Monday, January 07, 2008

Eh-hum # 221

Talk about unusual names for places.

First read about this little village in Austria in another blog, and I had to check it further in the Internet. And then I got my answer in an article about (excuse me) Fucking, Austria in Wikipedia. And its 100+ residents are not happy with the recent happenings wherein English speaking tourists would steal the traffic sign by the entrance of the town. Here's an example:

What's the F---ing joke?
September 3, 2005

The 104 inhabitants of F---ing, Austria are tired of pesky tourists - and they're fighting back, writes Toby Harnden.

For those travelling to it across the border from Germany, it is a long way further on from Petting - where some people prefer to stop for a while rather than going all the way. It might appropriately be twinned with the Amish town of Intercourse, Pennsylvania. Or perhaps with Condom, France. Or Climax, Colorado.

In the world of crosswords, cryptically the name of the village, which begins with F, has seven letters and is not for those under 16, could be: "Monarch follows soccer team, you hear."

A quick crossword clue might ask you, po-faced, for the gerund form of the English profanity that refers to the principal act leading to procreation.

An etymologist would know that its verb was derived from the Latin futuere and the Old German ficken, meaning "to strike or penetrate". The lexicographer can trace its first recorded use to John Florio's A World of Words, a 1598 dictionary.

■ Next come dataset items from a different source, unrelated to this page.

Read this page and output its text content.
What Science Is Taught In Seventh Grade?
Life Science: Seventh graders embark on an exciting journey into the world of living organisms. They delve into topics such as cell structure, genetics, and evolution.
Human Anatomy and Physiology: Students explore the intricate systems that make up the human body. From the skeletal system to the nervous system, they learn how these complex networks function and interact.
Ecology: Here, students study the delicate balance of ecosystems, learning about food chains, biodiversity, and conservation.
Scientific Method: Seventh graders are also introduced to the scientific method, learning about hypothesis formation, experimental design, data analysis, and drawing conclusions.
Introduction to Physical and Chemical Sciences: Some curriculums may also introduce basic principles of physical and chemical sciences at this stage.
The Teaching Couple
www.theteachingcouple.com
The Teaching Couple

D. H. Lawrence used it in Lady Chatterley's Lover in 1928, but it was 32 years before it could be published legally. The playwright Kenneth Tynan was the first one to utter it on television four decades ago.

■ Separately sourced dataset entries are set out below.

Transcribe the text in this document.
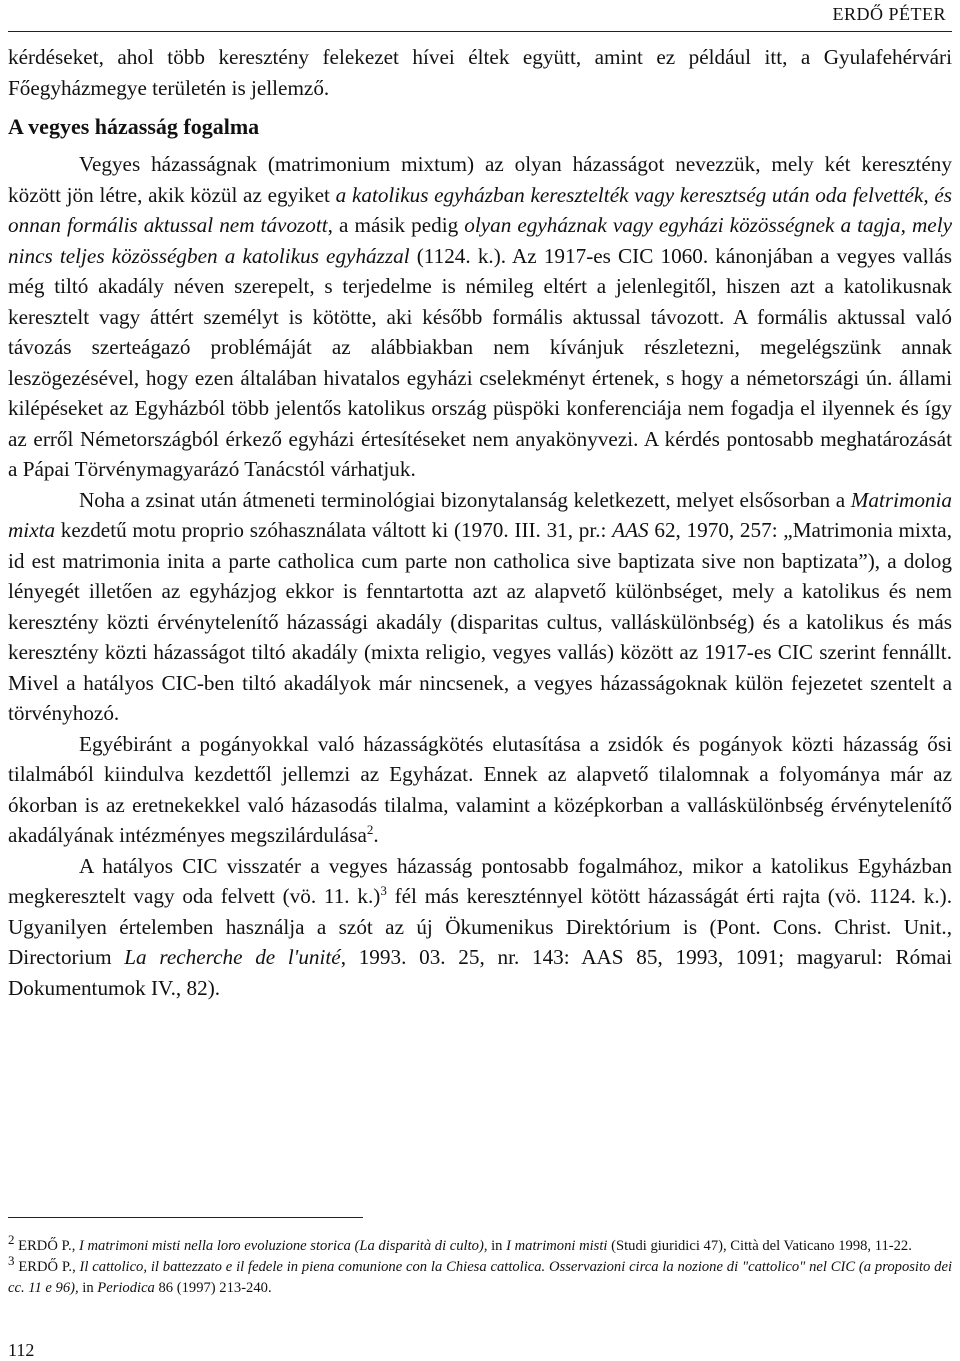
ERDŐ PÉTER

kérdéseket, ahol több keresztény felekezet hívei éltek együtt, amint ez például itt, a Gyulafehérvári Főegyházmegye területén is jellemző.

A vegyes házasság fogalma

Vegyes házasságnak (matrimonium mixtum) az olyan házasságot nevezzük, mely két keresztény között jön létre, akik közül az egyiket a katolikus egyházban keresztelték vagy keresztség után oda felvették, és onnan formális aktussal nem távozott, a másik pedig olyan egyháznak vagy egyházi közösségnek a tagja, mely nincs teljes közösségben a katolikus egyházzal (1124. k.). Az 1917-es CIC 1060. kánonjában a vegyes vallás még tiltó akadály néven szerepelt, s terjedelme is némileg eltért a jelenlegitől, hiszen azt a katolikusnak keresztelt vagy áttért személyt is kötötte, aki később formális aktussal távozott. A formális aktussal való távozás szerteágazó problémáját az alábbiakban nem kívánjuk részletezni, megelégszünk annak leszögezésével, hogy ezen általában hivatalos egyházi cselekményt értenek, s hogy a németországi ún. állami kilépéseket az Egyházból több jelentős katolikus ország püspöki konferenciája nem fogadja el ilyennek és így az erről Németországból érkező egyházi értesítéseket nem anyakönyvezi. A kérdés pontosabb meghatározását a Pápai Törvénymagyarázó Tanácstól várhatjuk.

Noha a zsinat után átmeneti terminológiai bizonytalanság keletkezett, melyet elsősorban a Matrimonia mixta kezdetű motu proprio szóhasználata váltott ki (1970. III. 31, pr.: AAS 62, 1970, 257: „Matrimonia mixta, id est matrimonia inita a parte catholica cum parte non catholica sive baptizata sive non baptizata”), a dolog lényegét illetően az egyházjog ekkor is fenntartotta azt az alapvető különbséget, mely a katolikus és nem keresztény közti érvénytelenítő házassági akadály (disparitas cultus, valláskülönbség) és a katolikus és más keresztény közti házasságot tiltó akadály (mixta religio, vegyes vallás) között az 1917-es CIC szerint fennállt. Mivel a hatályos CIC-ben tiltó akadályok már nincsenek, a vegyes házasságoknak külön fejezetet szentelt a törvényhozó.

Egyébiránt a pogányokkal való házasságkötés elutasítása a zsidók és pogányok közti házasság ősi tilalmából kiindulva kezdettől jellemzi az Egyházat. Ennek az alapvető tilalomnak a folyománya már az ókorban is az eretnekekkel való házasodás tilalma, valamint a középkorban a valláskülönbség érvénytelenítő akadályának intézményes megszilárdulása$^2$.

A hatályos CIC visszatér a vegyes házasság pontosabb fogalmához, mikor a katolikus Egyházban megkeresztelt vagy oda felvett (vö. 11. k.)$^3$ fél más kereszténnyel kötött házasságát érti rajta (vö. 1124. k.). Ugyanilyen értelemben használja a szót az új Ökumenikus Direktórium is (Pont. Cons. Christ. Unit., Directorium La recherche de l'unité, 1993. 03. 25, nr. 143: AAS 85, 1993, 1091; magyarul: Római Dokumentumok IV., 82).

$^2$ ERDŐ P., I matrimoni misti nella loro evoluzione storica (La disparità di culto), in I matrimoni misti (Studi giuridici 47), Città del Vaticano 1998, 11-22.

$^3$ ERDŐ P., Il cattolico, il battezzato e il fedele in piena comunione con la Chiesa cattolica. Osservazioni circa la nozione di "cattolico" nel CIC (a proposito dei cc. 11 e 96), in Periodica 86 (1997) 213-240.

112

But for the conservative inhabitants of a settlement called F---ing in rural Upper Austria near Salzburg that comprises just 32 houses (population: 104), the English meaning of their village's name is just one giant headache.

One night, tourists stole all four road signs on its approaches. Since records began, there has been no crime there - apart from the perennial theft of what officials call "street furniture".

Now the authorities are fighting back. The signs have been set in concrete bases and Kommandant Schmidtberger, the local police chief, hints at clandestine operations to combat what he calls "foreign criminals" disturbing the alpine order. (Read the rest of the article here

Ergo, it does not matter if the name rhymes with "looking". Hmmm, if these tourists know how to speak Filipino, then this town in Albay is in trouble. Hehehe.